Eighteen years later I:
- am a much stronger woman than I would have been otherwise.
- have a better grip on my emotions.
- am no longer as sad or resentful as I once was.
- still miss him terribly.
- still hate that he’ll never meet my children.
- miss his gigantic hands.
- think of him often.
- see SO much of him in myself.
- have learned to control the temper I got from him. (for the most part..ha!)
- am thankful for the legacy he left behind.
- can still remember his infectious laugh.
- miss his stories.
- will forever cherish the memories that I have.
- and am thankful for the person I became because of this experience, even though it hurts.

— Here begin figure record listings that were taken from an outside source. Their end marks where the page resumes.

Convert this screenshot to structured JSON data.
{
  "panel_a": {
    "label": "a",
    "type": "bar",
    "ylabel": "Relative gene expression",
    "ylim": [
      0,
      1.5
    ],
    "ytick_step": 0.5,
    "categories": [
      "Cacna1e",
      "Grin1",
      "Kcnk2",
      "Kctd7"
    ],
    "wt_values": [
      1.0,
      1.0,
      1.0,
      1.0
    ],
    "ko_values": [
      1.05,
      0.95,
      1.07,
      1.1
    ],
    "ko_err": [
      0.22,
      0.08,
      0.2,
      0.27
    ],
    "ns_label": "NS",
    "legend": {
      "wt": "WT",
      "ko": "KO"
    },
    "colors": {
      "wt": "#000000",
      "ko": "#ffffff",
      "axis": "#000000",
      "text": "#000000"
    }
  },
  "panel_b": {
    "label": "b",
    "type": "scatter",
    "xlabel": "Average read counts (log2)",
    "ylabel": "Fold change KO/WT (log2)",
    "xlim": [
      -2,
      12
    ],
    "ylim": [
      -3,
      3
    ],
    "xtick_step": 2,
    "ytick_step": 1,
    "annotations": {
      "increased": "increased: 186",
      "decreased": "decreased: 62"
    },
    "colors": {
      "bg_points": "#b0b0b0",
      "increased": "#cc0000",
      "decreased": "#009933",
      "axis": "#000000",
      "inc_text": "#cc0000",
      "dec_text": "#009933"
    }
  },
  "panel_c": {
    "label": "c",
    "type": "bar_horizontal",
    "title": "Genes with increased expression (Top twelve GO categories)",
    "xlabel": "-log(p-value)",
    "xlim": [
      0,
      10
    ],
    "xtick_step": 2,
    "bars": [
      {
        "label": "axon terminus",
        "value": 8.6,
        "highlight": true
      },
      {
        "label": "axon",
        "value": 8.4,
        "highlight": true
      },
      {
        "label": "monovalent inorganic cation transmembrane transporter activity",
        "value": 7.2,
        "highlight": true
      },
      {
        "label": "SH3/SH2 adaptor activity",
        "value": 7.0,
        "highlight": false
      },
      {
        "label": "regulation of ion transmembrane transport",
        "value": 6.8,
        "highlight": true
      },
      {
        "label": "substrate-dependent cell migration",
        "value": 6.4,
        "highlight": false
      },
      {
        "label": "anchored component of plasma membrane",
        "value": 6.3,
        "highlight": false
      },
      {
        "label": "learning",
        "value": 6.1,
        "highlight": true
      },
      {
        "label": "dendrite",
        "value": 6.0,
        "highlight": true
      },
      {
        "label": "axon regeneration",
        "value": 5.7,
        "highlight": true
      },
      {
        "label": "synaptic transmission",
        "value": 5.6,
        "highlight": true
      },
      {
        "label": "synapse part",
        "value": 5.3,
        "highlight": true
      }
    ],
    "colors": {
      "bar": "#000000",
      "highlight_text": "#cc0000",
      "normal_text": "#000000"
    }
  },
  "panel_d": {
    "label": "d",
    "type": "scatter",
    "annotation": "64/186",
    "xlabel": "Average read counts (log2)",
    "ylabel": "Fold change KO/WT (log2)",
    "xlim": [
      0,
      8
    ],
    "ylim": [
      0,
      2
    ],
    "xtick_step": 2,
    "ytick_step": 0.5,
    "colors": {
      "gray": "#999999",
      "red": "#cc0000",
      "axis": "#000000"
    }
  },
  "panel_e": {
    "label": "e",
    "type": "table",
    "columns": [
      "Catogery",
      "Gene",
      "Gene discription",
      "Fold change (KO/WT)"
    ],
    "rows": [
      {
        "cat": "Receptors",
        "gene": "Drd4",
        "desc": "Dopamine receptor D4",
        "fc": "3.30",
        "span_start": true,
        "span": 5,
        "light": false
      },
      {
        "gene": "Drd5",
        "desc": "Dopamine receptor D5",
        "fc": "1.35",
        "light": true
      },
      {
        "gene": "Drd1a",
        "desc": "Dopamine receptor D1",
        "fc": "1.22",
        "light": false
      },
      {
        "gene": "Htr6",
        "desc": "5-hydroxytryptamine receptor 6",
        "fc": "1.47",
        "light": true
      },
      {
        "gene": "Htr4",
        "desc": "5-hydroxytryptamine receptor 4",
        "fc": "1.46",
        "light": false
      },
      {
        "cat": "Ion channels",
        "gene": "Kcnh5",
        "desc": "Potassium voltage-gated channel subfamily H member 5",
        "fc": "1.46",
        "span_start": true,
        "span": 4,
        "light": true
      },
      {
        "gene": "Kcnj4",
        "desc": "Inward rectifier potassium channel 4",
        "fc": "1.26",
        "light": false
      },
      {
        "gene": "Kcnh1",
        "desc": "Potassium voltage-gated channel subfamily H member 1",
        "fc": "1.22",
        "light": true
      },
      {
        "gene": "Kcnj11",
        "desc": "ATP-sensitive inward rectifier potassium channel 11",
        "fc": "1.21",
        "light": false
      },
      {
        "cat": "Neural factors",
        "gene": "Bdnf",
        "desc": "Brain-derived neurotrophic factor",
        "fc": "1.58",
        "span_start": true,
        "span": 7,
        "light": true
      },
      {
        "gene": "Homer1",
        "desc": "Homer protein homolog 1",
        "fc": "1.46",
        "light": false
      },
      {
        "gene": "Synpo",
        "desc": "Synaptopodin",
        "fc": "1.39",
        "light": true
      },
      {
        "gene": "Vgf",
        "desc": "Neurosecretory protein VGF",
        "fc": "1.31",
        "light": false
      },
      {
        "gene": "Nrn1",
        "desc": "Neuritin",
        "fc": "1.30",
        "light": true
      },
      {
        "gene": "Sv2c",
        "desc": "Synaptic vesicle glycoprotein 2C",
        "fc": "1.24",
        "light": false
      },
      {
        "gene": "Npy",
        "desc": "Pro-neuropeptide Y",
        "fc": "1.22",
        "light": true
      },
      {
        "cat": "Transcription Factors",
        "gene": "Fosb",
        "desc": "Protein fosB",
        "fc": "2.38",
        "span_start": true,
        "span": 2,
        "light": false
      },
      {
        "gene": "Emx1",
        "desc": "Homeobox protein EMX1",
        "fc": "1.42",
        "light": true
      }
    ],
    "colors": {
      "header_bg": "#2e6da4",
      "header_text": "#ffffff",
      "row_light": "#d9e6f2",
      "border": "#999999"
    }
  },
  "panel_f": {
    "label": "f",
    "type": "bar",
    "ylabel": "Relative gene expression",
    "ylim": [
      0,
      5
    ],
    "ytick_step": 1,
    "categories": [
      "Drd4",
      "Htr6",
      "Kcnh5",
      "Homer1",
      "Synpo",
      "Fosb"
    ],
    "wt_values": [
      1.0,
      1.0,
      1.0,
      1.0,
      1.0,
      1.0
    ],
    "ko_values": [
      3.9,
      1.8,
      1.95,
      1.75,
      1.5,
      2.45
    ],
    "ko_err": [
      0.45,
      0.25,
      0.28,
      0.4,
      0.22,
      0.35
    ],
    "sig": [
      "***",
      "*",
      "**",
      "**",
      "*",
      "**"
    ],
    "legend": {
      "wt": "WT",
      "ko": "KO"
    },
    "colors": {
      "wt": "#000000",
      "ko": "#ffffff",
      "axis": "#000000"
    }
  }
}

I started several posts for today, some celebrating his memory, some telling the story and what it’s meant for me. I wrote and re-wrote, but ultimately decided to share this list instead. The topic is painful. Writing about it stirs emotions that I typically try to keep tucked away. Some stories I’m not ready to tell yet, and some leave the biggest smile on my face. Either way, I’m thankful for how I’ve grown and what I’ve learned over the last 18 years. I’m thankful for the people who stick by me and for what this day will forever mean to me. I’m thankful for the time that I had, the memories I’ll keep, and the years that lie ahead. Hug the people that you love and do something nice for yourself today. Life is too short not to.